Chasqueé la lengua, negando con la cabeza. Primero debía mantener en orden mis pensamientos. Alterarme sin ninguna prueba o indicio de que hubiese algo raro no me iba a servir de nada si resultaba no ser como me lo imaginaba después de todo. Tenía que mantener la cabeza fría. O preguntarle a Robin directamente. La segunda opción no era tan mala.
Me sobresalté al sentir algo frío caer sobre mi nariz. Seguidamente lo sentí sobre mi cabello. Miré al cielo, que era de dónde procedía, y varias gotas de lluvia cayeron en mi rostro. Empezaba a caer con fuerza.
Maldije en voz baja, agarré las riendas y le indiqué a Periwinkle que galopara lo que quedaba de travesía. Me apresuré en dejarla en su cuadra y le pasé una toalla para quitarle un poco el agua que le caía de las crines.
Volví a casa escabulléndome como pude para evitar empaparme más de lo que ya estaba y suspiré de alivio al pisar el suelo de mármol del vestíbulo.
—¿Maria? ¿Eres tú?
—Ya estoy en casa —me acerqué al salón, siguiendo el sonido de la voz de mi institutriz.
—Menos mal que ya has llegado. El tiempo se ha vuelto loco de repente —rió en voz baja. Se la veía más contenta que esa mañana.
—Sí… Una suerte que no me haya pillado en el pueblo. Voy a darle la compra a Marmaduke —saludé a Digweed con un asentimiento de cabeza al verlo parado no muy lejos, siempre haciendo compañía a la mujer. Esta aún no se había girado a verme, así que quería darme prisa para evitar que viera el desastre que llevaba encima. Pero, aguda como siempre, alzó sus ojos y me llamó alarmada, haciendo que me detuviera antes de doblar la esquina y desaparecer.
—¡Santo Dios! ¡Pero si estás calada hasta los huesos! —se levantó de inmediato, observando de arriba a abajo—. Ve enseguida a tu habitación a cambiarte o cogerás un catarro espantoso —me empujó, agarrando la bolsa que llevaba y dándosela al hombre para que él se hiciera cargo.
—Señorita Heliotrope, no es para tanto.
—Toma un baño de agua caliente y luego hablamos —ignoró mi réplica y subí sin más remedio por las escaleras hasta mi torre.

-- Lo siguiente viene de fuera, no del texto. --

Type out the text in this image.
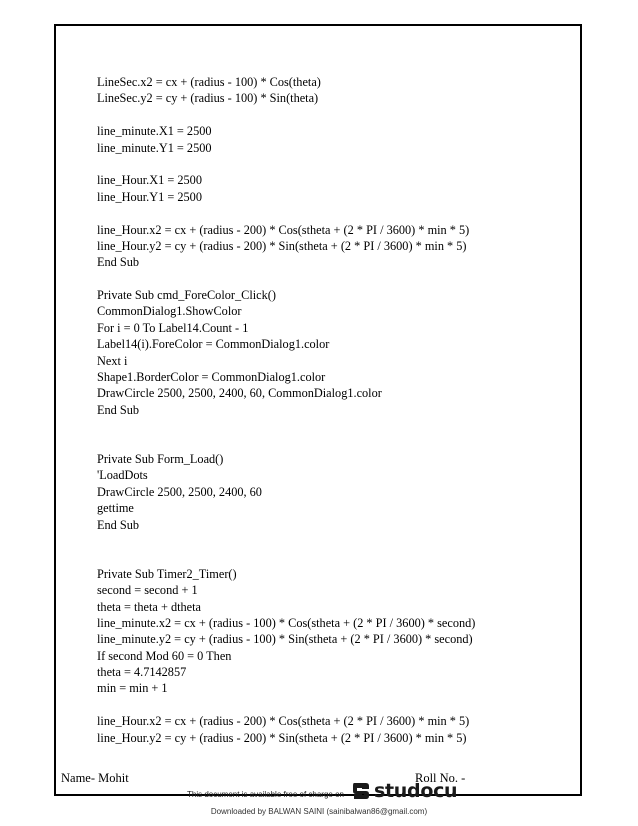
LineSec.x2 = cx + (radius - 100) * Cos(theta)
LineSec.y2 = cy + (radius - 100) * Sin(theta)
line_minute.X1 = 2500
line_minute.Y1 = 2500
line_Hour.X1 = 2500
line_Hour.Y1 = 2500
line_Hour.x2 = cx + (radius - 200) * Cos(stheta + (2 * PI / 3600) * min * 5)
line_Hour.y2 = cy + (radius - 200) * Sin(stheta + (2 * PI / 3600) * min * 5)
End Sub
Private Sub cmd_ForeColor_Click()
CommonDialog1.ShowColor
For i = 0 To Label14.Count - 1
Label14(i).ForeColor = CommonDialog1.color
Next i
Shape1.BorderColor = CommonDialog1.color
DrawCircle 2500, 2500, 2400, 60, CommonDialog1.color
End Sub
Private Sub Form_Load()
'LoadDots
DrawCircle 2500, 2500, 2400, 60
gettime
End Sub
Private Sub Timer2_Timer()
second = second + 1
theta = theta + dtheta
line_minute.x2 = cx + (radius - 100) * Cos(stheta + (2 * PI / 3600) * second)
line_minute.y2 = cy + (radius - 100) * Sin(stheta + (2 * PI / 3600) * second)
If second Mod 60 = 0 Then
theta = 4.7142857
min = min + 1
line_Hour.x2 = cx + (radius - 200) * Cos(stheta + (2 * PI / 3600) * min * 5)
line_Hour.y2 = cy + (radius - 200) * Sin(stheta + (2 * PI / 3600) * min * 5)
Name- Mohit	Roll No. -
This document is available free of charge on studocu
Downloaded by BALWAN SAINI (sainibalwan86@gmail.com)
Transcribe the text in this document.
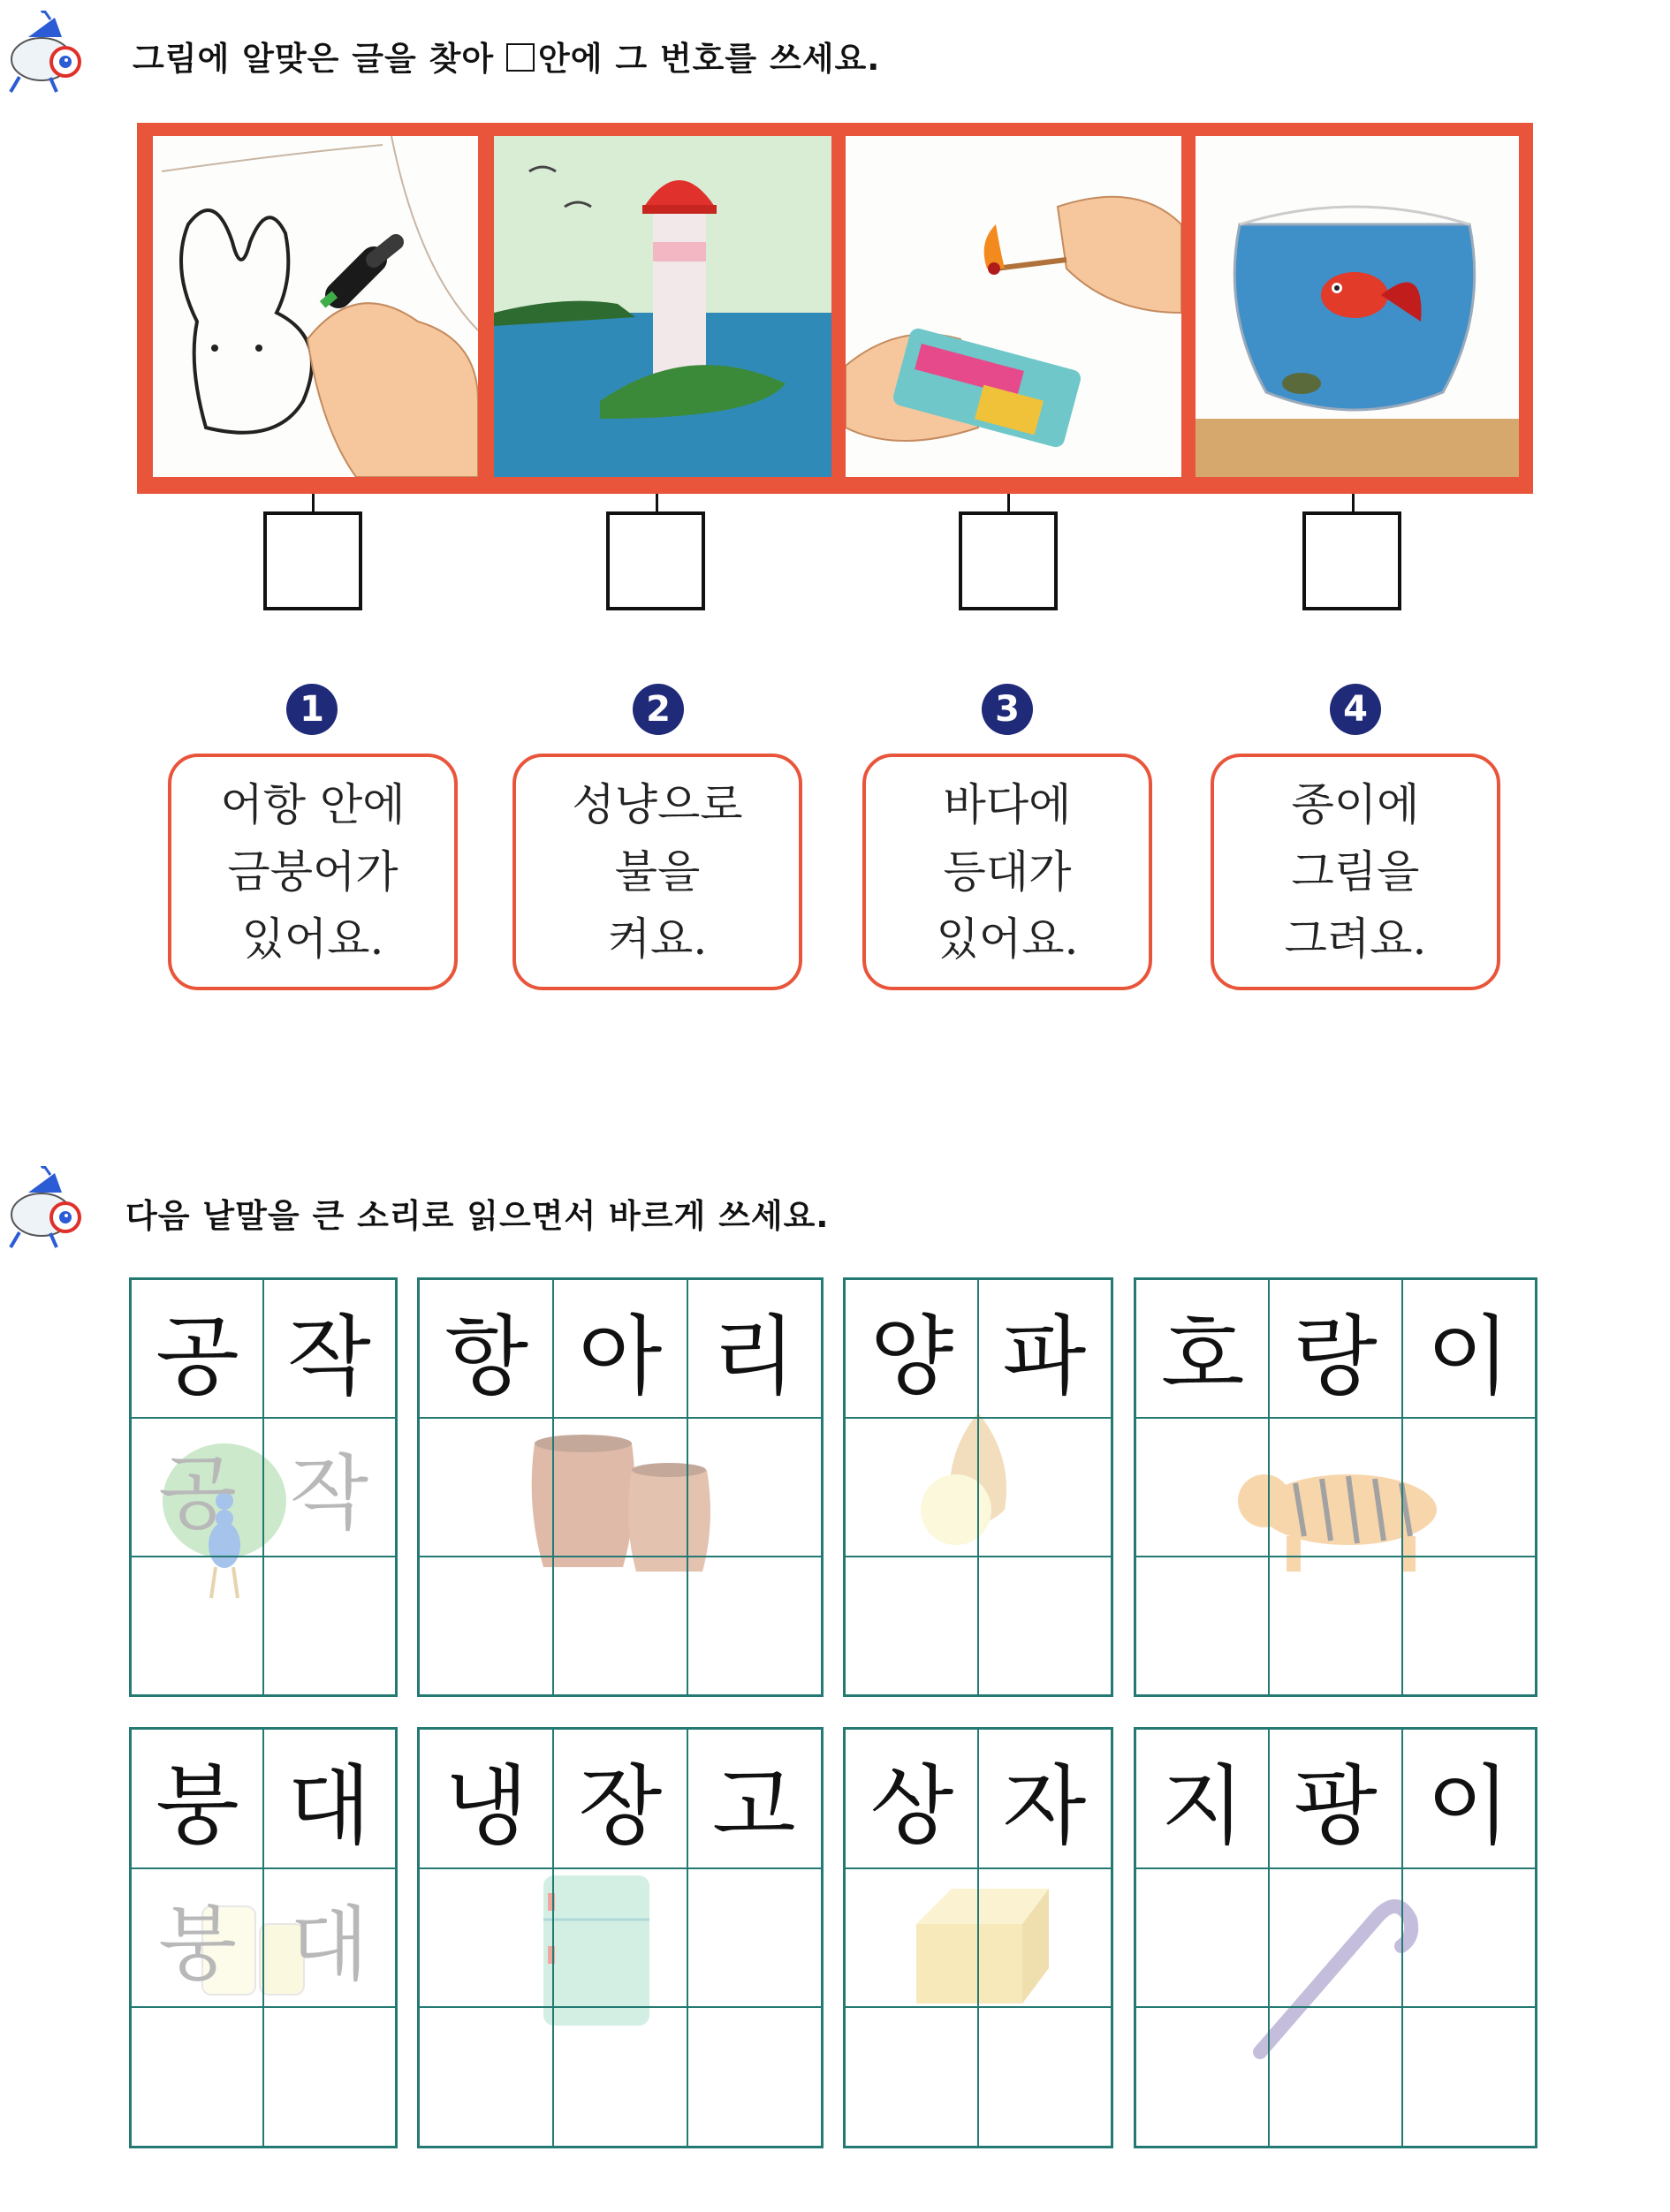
그림에 알맞은 글을 찾아 안에 그 번호를 쓰세요.
1
어항 안에
금붕어가
있어요.
2
성냥으로
불을
켜요.
3
바다에
등대가
있어요.
4
종이에
그림을
그려요.
다음 낱말을 큰 소리로 읽으면서 바르게 쓰세요.
공 작
공 작
항 아 리 양 파 호 랑 이
붕 대
붕 대
냉 장 고 상 자 지 팡 이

Al verme reflejada en el espejo del tocador, pude ver que parecía un trapo sin escurrir recién sumergido en un cubo. De mi cabello caían varios hilos finos de agua y ya ni hablemos de mi falda y el rastro que dejó por toda la casa.

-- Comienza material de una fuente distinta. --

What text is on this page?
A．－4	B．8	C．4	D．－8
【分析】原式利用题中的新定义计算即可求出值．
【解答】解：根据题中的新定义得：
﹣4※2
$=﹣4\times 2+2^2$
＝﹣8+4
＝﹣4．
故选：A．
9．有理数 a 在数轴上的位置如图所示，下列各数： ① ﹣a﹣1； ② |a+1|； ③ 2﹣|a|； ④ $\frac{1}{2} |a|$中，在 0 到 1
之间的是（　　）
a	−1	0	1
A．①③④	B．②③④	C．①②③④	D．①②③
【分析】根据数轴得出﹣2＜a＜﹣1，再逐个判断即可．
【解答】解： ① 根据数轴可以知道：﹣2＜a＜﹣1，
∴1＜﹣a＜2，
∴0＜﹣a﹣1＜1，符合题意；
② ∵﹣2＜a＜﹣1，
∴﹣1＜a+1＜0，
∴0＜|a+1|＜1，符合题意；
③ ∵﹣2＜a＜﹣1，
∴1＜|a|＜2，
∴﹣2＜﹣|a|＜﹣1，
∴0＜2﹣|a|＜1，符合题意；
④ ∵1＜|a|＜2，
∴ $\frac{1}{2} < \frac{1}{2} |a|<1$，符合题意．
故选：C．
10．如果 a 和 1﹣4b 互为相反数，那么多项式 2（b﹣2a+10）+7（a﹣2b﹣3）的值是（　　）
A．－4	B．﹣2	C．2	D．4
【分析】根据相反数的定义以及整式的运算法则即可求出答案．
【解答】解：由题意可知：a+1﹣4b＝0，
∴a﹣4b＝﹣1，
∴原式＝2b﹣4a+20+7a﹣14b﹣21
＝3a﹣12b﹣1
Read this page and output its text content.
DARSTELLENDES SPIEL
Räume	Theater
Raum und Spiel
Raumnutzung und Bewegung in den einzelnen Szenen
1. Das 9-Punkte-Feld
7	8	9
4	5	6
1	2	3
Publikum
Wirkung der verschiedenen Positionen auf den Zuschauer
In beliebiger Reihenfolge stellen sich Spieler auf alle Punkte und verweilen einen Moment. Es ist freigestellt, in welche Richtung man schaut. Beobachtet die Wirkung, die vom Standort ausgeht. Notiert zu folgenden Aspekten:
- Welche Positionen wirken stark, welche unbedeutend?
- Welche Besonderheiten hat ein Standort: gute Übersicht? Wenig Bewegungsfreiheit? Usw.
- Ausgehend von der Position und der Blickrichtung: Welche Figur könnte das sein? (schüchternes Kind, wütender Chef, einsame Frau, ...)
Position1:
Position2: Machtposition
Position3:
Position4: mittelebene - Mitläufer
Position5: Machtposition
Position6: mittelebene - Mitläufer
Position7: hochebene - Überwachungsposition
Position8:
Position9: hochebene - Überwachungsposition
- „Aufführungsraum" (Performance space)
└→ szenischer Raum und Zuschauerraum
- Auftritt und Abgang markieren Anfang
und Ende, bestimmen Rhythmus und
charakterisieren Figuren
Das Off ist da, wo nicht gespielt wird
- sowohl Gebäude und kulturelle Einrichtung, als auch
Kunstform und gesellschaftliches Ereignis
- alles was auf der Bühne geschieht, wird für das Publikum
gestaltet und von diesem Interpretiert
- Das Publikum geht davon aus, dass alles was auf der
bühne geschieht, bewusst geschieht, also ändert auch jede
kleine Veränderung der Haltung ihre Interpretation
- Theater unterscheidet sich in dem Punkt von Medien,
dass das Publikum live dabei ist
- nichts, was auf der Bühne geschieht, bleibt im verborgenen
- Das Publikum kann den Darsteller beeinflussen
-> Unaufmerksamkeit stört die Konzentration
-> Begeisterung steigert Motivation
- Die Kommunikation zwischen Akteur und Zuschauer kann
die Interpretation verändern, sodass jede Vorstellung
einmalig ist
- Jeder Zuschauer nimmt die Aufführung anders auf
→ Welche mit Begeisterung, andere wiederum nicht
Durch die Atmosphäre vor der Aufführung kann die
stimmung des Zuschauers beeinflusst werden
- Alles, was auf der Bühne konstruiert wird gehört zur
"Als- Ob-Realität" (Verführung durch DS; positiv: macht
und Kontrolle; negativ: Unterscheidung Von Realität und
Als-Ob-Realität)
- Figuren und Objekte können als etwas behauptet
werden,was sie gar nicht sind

Sentí como mis huesos se relajaban cuando me metí en la bañera. Ya empezaba a hacer frío y esa tormenta era la bienvenida al invierno que llevaría más temprano que tarde.

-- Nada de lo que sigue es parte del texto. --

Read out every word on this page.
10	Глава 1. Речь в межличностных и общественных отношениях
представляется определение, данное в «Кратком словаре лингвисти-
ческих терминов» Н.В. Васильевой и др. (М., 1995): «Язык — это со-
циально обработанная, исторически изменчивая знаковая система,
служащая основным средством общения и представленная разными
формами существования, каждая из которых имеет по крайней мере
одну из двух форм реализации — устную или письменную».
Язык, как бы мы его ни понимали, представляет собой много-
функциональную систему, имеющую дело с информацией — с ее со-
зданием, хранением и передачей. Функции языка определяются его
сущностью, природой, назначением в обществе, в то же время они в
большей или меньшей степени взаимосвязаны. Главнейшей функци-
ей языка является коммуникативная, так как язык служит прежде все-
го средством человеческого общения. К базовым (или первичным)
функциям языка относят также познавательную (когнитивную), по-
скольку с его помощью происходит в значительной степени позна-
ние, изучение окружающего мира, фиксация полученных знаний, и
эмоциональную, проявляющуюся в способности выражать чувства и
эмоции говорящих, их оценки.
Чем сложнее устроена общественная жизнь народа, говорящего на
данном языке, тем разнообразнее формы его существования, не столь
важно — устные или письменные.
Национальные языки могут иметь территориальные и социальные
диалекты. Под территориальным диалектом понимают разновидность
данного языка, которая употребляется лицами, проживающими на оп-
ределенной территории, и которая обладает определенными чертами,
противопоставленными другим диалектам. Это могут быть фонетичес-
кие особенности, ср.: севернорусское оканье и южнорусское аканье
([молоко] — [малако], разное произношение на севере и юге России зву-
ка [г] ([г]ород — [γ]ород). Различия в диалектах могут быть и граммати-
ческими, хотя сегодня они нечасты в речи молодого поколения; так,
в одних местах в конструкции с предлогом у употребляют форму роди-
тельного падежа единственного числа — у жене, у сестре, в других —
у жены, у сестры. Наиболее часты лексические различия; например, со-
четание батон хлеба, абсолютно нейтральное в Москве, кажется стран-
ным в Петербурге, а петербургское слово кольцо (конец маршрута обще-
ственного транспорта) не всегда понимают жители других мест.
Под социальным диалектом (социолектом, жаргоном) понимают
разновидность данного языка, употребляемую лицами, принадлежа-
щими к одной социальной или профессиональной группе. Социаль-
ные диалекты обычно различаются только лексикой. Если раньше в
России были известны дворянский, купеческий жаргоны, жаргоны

Al salir envuelta en mi camisón blanco como la nieve y una bata, miré por la ventana para ver que el cielo se había oscurecido hasta el punto que hacía parecer de noche.
Me dejé caer sobre el asiento frente al espejo y empecé a cepillarme el cabello para estar lista a la hora de comer. Un cosquilleo rondó por dentro de mi nariz, una sensación molesta. Me la cubrí con las manos justo a tiempo de que saliera un ruidoso estornudo.
«Ay, no…» —me lamenté para mis adentros, cerrando los ojos con frustración sabiendo lo que venía después de eso.